Temor y valor
Alejandra María Sosa Elízaga**
Si sólo viéramos el primer versículo del Salmo que se proclama este domingo en Misa:
“El Señor es mi luz y mi salvación,
¿a quién voy a tenerle miedo?
El Señor es la defensa de mi vida,
¿quién podrá hacerme temblar?” (Sal 27, 1)
tal vez podríamos pensar que por el sólo hecho de creer en Dios, Él nos librará de vivir momentos oscuros, nos salvará de todas las dificultades, problemas y peligros que podamos enfrentar.
Sin embargo el último versículo del Salmo dice:
“Ármate de valor y fortaleza
y en el Señor confía” (Sal 27, 14).
Entonces nos surge la duda: ¿por qué nos invita el salmista a armarnos de valor y fortaleza, si acaba de decir que el Señor es la defensa de nuestra vida?
¿Qué no se supone que con Él a nuestro lado nada malo nos puede pasar?
Hay que responder con un no y un sí.
La respuesta es no porque el hecho de que tengamos fe en Dios no nos libra de los problemas de este mundo.
Creyentes y no creyentes por igual nos enfermamos, se nos mueren seres queridos, enfrentamos situaciones difíciles que nos preocupan o entristecen.
Como muestra tenemos la vida de los santos, que por lo general padecieron mucho, tuvieron que superar graves adversidades.
Sin ir más lejos, pensemos en el Papa Benedicto XVI, a quien le tocó conducir la barca de san Pedro en tiempo de tormentas; seguramente en muchos momentos de su Papado sintió dolor, temor, tristeza; le costó mucho tomar la decisión de renunciar, y ahora que está a punto de irse sin duda le da pesar no poder ir Río de Janeiro, a la Jornada Mundial de la Juventud, él que ama tanto a los jóvenes y que siempre se ha sentido feliz y rejuvenecido entre ellos; probablemente le apena que ya no le tocó a él canonizar a su querido predecesor Juan Pablo II; ha de lamentar no poder clausurar el Año de la fe que él mismo convocó y que ya no alcanzó a publicar el documento que estaba escribiendo.

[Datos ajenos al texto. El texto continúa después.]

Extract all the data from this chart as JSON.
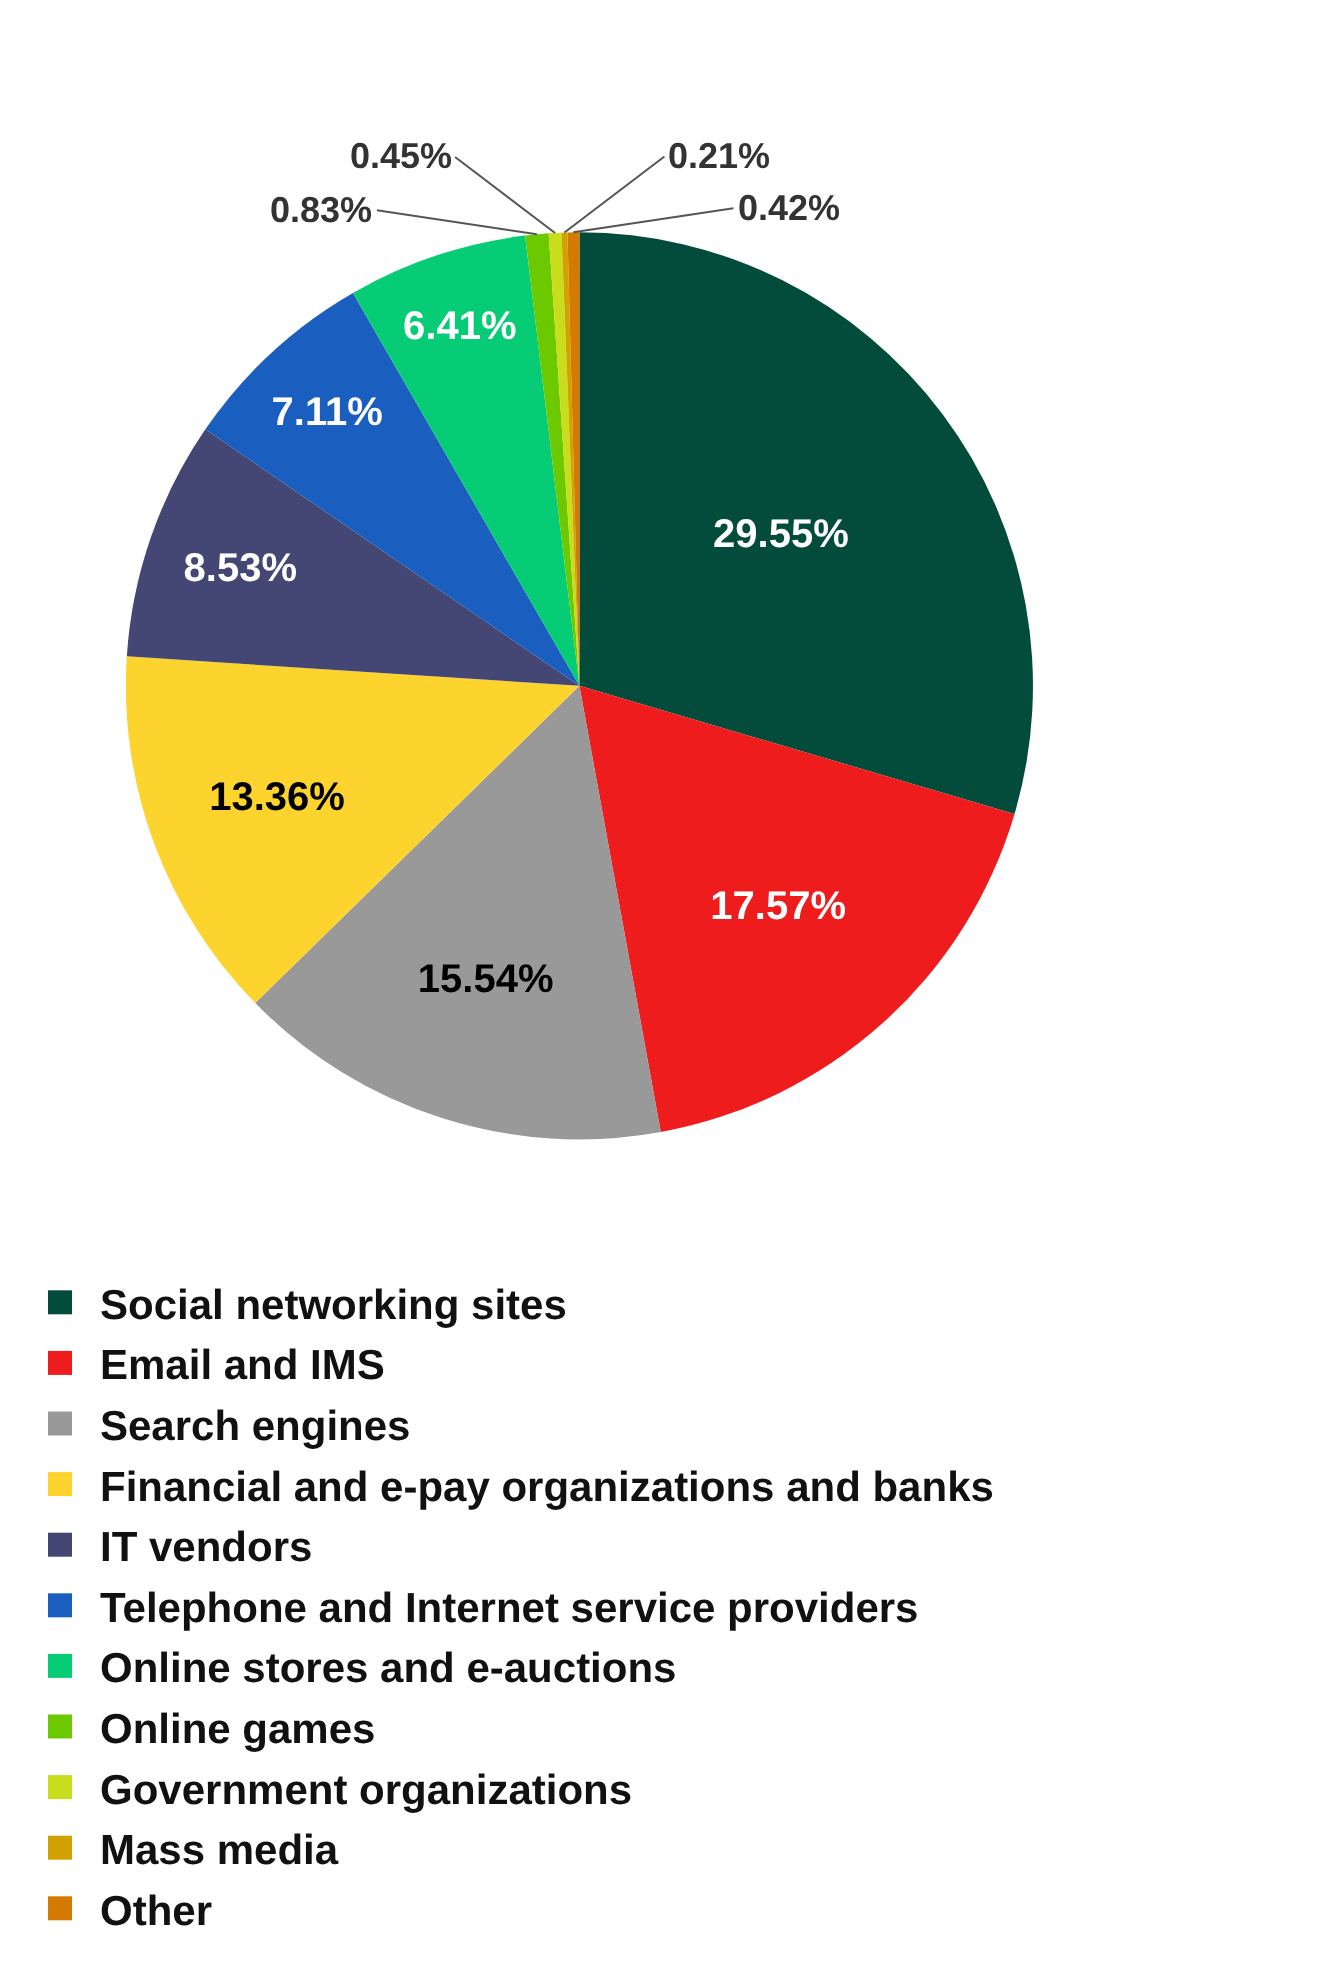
{
  "chart_data": {
    "type": "pie",
    "categories": [
      "Social networking sites",
      "Email and IMS",
      "Search engines",
      "Financial and e-pay organizations and banks",
      "IT vendors",
      "Telephone and Internet service providers",
      "Online stores and e-auctions",
      "Online games",
      "Government organizations",
      "Mass media",
      "Other"
    ],
    "values": [
      29.55,
      17.57,
      15.54,
      13.36,
      8.53,
      7.11,
      6.41,
      0.83,
      0.45,
      0.21,
      0.42
    ],
    "colors": [
      "#034c3c",
      "#ee1c1c",
      "#999999",
      "#fdd32d",
      "#444674",
      "#1a5fbf",
      "#06cc75",
      "#6cc900",
      "#c8dd1b",
      "#d2a300",
      "#d47a00"
    ],
    "value_labels": [
      "29.55%",
      "17.57%",
      "15.54%",
      "13.36%",
      "8.53%",
      "7.11%",
      "6.41%",
      "0.83%",
      "0.45%",
      "0.21%",
      "0.42%"
    ],
    "legend": "bottom"
  }
}
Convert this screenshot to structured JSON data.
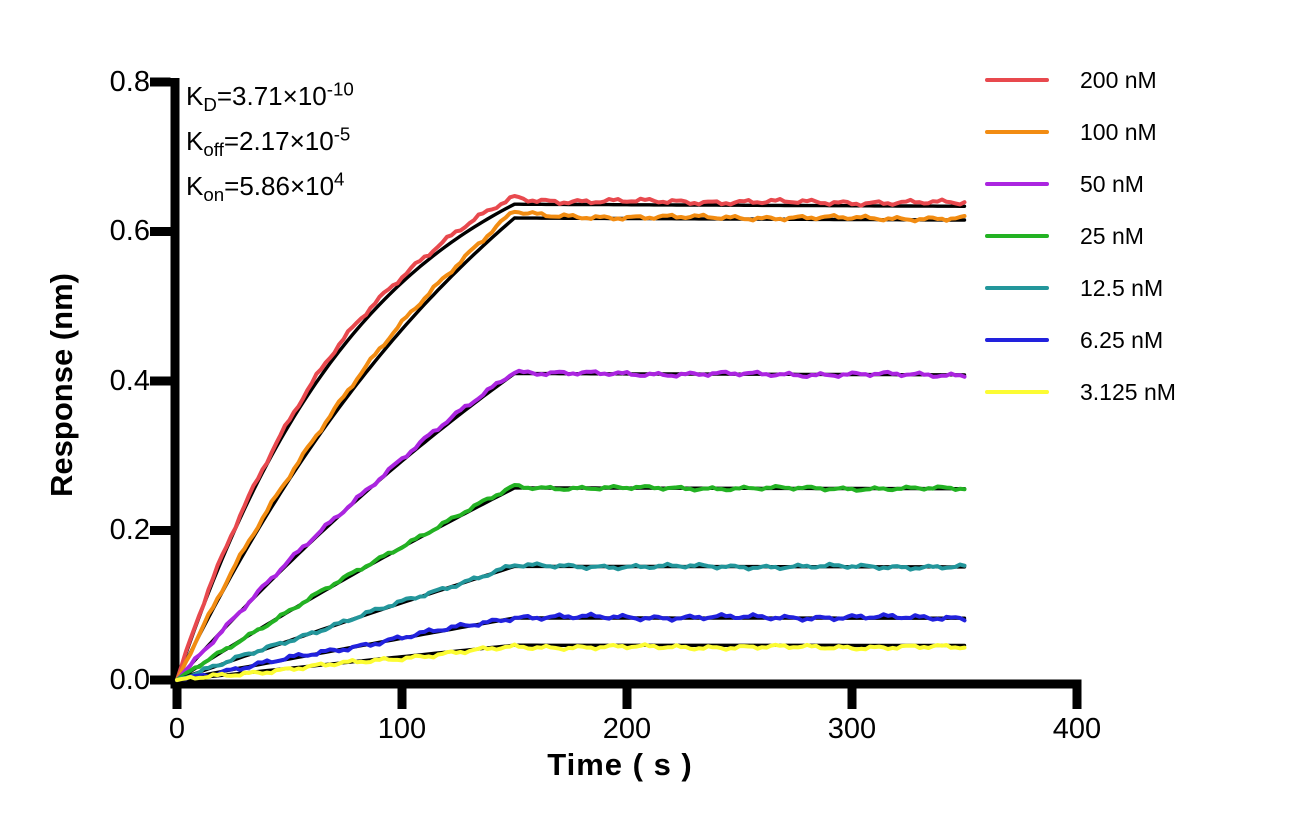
{
  "kinetics": [
    {
      "sym": "K",
      "sub": "D",
      "body": "=3.71×10",
      "exp": "-10"
    },
    {
      "sym": "K",
      "sub": "off",
      "body": "=2.17×10",
      "exp": "-5"
    },
    {
      "sym": "K",
      "sub": "on",
      "body": "=5.86×10",
      "exp": "4"
    }
  ],
  "chart_data": {
    "type": "line",
    "title": "",
    "xlabel": "Time ( s )",
    "ylabel": "Response (nm)",
    "xlim": [
      0,
      400
    ],
    "ylim": [
      0,
      0.8
    ],
    "xticks": [
      "0",
      "100",
      "200",
      "300",
      "400"
    ],
    "yticks": [
      "0.0",
      "0.2",
      "0.4",
      "0.6",
      "0.8"
    ],
    "grid": false,
    "legend_position": "right",
    "association_end_s": 150,
    "trace_end_s": 350,
    "kon_M_s": 58600,
    "koff_s": 2.17e-05,
    "KD_M": 3.71e-10,
    "fit_color": "#000000",
    "series": [
      {
        "label": "200 nM",
        "conc_nM": 200,
        "color": "#E8494E",
        "plateau_nm": 0.641
      },
      {
        "label": "100 nM",
        "conc_nM": 100,
        "color": "#F28C12",
        "plateau_nm": 0.62
      },
      {
        "label": "50 nM",
        "conc_nM": 50,
        "color": "#AB25E0",
        "plateau_nm": 0.41
      },
      {
        "label": "25 nM",
        "conc_nM": 25,
        "color": "#23B223",
        "plateau_nm": 0.257
      },
      {
        "label": "12.5 nM",
        "conc_nM": 12.5,
        "color": "#23969B",
        "plateau_nm": 0.152
      },
      {
        "label": "6.25 nM",
        "conc_nM": 6.25,
        "color": "#2222DD",
        "plateau_nm": 0.084
      },
      {
        "label": "3.125 nM",
        "conc_nM": 3.125,
        "color": "#FCFC33",
        "plateau_nm": 0.044
      }
    ]
  }
}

El hecho de que tras mucho tiempo de orar y discernir haya llegado a la conclusión de que Dios avala su decisión, no le quita que le duela, que todo esto le resulte muy difícil.
Y sin embargo se le ve sereno. ¿Por qué? Porque se ha puesto en manos de Dios y Él le ha infundido valor y fortaleza y lo ha colmado de Su paz.
Es aquí donde a la pregunta anteriormente planteada se puede responder con un ‘sí’.
Nada malo nos puede pasar, en un sentido espiritual, cuando nos ponemos en las manos de Dios.
Cuando cultivamos Su amistad y vivimos buscando cumplir Su voluntad, el Señor nos ilumina, nos sostiene, es nuestra defensa espiritual contra las acechanzas del mal y no deja que nos derrote el pecado; el Señor nos rescata, y no importa qué nos toque vivir, en todo interviene para nuestro bien, todo lo aprovecha para nuestra salvarnos.
En ese sentido, se comprende que podamos afirmar, como el salmista, que el Señor es nuestra luz, nuestra salvación, nuestra defensa, y con Él a nuestro lado a nadie temeremos, nada ni nadie podrá hacernos temblar.